Absurde Szenen ganz im Norden - jenseits des Polarkreises. Im Niemandsland zwischen Russland und Norwegen strampeln syrische Flüchtlinge - mit Gepäck - auf gerade gekauften Klapprädern über die Grenze. Es ist der nördlichste Übergang in den Schengenraum. Kurze Zeit später im norwegischen Kirkenes angekommen, haben die Fahrräder schon wieder ausgedient. Das hier sind die Fährräder, die die Asylsuchenden zurückgelassen haben, sagt der norwegische Polizist Stein Kristian Hansen, und zeigt auf dutzende, alte, klapprige aber auch neue Räder.
Russische Vorschriften verbieten es, die Grenze zu Fuß zu überqueren, man muss rollen, um legal nach Norwegen zu kommen. Aber auch im Auto dürfen Flüchtlinge nicht mitgenommen werden - es drohen Strafen wegen Schleuserei. "Und da wir mit den Strafen drohen", so Polizist Hansen, "nehmen die Flüchtlinge eben ein Rad". Auch Amir und Ashraf haben den langen Weg von Syrien über Moskau und Murmansk bis an die norwegische Grenze überstanden, und - die letzten Meter auf zwei Rädern zurückgelegt. "Ich hab so viele Ziele, die ich erreichten möchte, aber das ist in Syrien nicht möglich", so Amir, und Ashraf ergänzt: "Es ist schon traurig, aber ich schau nach vorn, es wird besser, hoffentlich."

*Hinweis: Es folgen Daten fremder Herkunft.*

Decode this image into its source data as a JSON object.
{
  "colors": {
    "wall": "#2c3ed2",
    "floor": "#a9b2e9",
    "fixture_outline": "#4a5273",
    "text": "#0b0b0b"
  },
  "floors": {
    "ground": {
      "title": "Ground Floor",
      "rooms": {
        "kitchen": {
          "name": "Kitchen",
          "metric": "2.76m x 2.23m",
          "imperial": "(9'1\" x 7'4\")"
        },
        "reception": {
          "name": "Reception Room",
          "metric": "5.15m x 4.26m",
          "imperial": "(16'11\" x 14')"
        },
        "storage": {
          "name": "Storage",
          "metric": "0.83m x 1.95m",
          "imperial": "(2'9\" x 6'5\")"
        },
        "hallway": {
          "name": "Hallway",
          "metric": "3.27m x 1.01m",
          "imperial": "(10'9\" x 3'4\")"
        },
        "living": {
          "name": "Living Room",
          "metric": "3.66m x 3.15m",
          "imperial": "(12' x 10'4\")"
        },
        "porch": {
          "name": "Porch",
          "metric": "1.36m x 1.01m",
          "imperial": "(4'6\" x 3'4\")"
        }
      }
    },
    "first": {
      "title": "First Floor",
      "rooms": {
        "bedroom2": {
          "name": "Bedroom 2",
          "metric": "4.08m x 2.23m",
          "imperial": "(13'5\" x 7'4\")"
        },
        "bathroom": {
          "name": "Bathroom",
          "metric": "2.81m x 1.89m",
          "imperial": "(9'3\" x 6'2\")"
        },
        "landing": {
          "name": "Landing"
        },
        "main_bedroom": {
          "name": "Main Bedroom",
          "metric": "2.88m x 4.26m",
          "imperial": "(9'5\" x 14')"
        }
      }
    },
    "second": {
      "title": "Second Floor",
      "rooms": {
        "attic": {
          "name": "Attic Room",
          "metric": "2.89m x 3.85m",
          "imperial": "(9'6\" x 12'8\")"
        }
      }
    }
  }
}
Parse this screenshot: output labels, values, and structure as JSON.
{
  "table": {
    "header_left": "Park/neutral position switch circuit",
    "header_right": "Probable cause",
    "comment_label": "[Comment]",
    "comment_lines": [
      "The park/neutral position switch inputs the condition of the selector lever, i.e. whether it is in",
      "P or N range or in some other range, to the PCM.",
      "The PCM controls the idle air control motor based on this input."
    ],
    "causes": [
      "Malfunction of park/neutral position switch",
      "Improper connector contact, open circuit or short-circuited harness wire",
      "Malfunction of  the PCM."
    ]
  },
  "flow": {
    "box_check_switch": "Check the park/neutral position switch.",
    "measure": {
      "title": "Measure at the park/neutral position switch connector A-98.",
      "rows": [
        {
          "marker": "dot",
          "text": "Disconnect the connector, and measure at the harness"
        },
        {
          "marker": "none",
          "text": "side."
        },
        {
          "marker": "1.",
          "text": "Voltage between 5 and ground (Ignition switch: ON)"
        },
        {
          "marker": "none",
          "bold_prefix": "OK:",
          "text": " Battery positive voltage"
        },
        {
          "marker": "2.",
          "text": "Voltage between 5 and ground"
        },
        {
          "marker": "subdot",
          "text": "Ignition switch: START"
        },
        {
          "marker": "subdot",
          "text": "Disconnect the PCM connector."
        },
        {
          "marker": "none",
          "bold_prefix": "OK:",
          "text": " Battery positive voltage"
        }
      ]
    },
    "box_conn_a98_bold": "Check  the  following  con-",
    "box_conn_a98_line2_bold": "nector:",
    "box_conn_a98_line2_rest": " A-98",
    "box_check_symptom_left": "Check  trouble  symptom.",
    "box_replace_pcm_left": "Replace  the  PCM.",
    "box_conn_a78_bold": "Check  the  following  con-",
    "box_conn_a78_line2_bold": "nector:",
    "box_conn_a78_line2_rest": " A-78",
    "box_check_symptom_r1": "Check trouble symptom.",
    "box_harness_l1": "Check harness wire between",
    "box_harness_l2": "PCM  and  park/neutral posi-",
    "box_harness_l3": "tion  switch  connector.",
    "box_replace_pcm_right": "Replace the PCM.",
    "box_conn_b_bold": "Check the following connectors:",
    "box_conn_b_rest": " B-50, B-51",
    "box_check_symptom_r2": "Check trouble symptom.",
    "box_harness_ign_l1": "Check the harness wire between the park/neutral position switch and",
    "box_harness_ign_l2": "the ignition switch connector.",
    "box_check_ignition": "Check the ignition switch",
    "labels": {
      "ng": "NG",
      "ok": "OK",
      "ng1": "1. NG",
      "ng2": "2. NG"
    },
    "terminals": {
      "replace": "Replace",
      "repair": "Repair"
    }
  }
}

Von Moskau weiter an die Grenze
Schon mehr als 2000 Flüchtlinge aus Syrien und aus Afghanistan sollen über die Polarroute nach Norwegen eingereist sein. Mit einem Touristen- oder Studentenvisum ging es meist per Flugzeug nach Moskau und dann weiter an die Grenze. Statt der lebensgefährlichen Fahrt übers Mittelmeer, an den Rand der Arktis, bei Schnee und Eis. Auch Fatima und ihr Mann Amir haben - aus Syrien - diesen Weg gewählt: "Es ist schon ganz schön kalt hier - besonders im Winter - und auch dunkel - aber das ist nicht so wichtig, Hauptsache meine Kinder sind in Sicherheit."
Und auch Mahir, ist mit seiner Familie aus dem syrischen Homs geflohen, er war erstaunt über die freundliche Aufnahme in Norwegen. "Die Leute haben gelächelt, alles war so sauber - und dann haben sie gefragt ob wir Asyl beantragen wollen - und sie haben gesagt 'herzlich Willkommen'."
Und so werden sie wohl weiter radeln über die Grenze zwischen Russland und Norwegen – auf der Polar-Route, bei Schnee und Eis. Auch der norwegische Polizist Stein Kristian Hansen glaubt, dass die Zahl der Flüchtlinge – jenseits des Polarkreises - eher noch zunehmen wird. "Wenn jetzt noch mehr Schnee kommt - Temperaturen unter Null - wir werden sehen, aber ich glaube, wir haben das Ende noch nicht erreicht."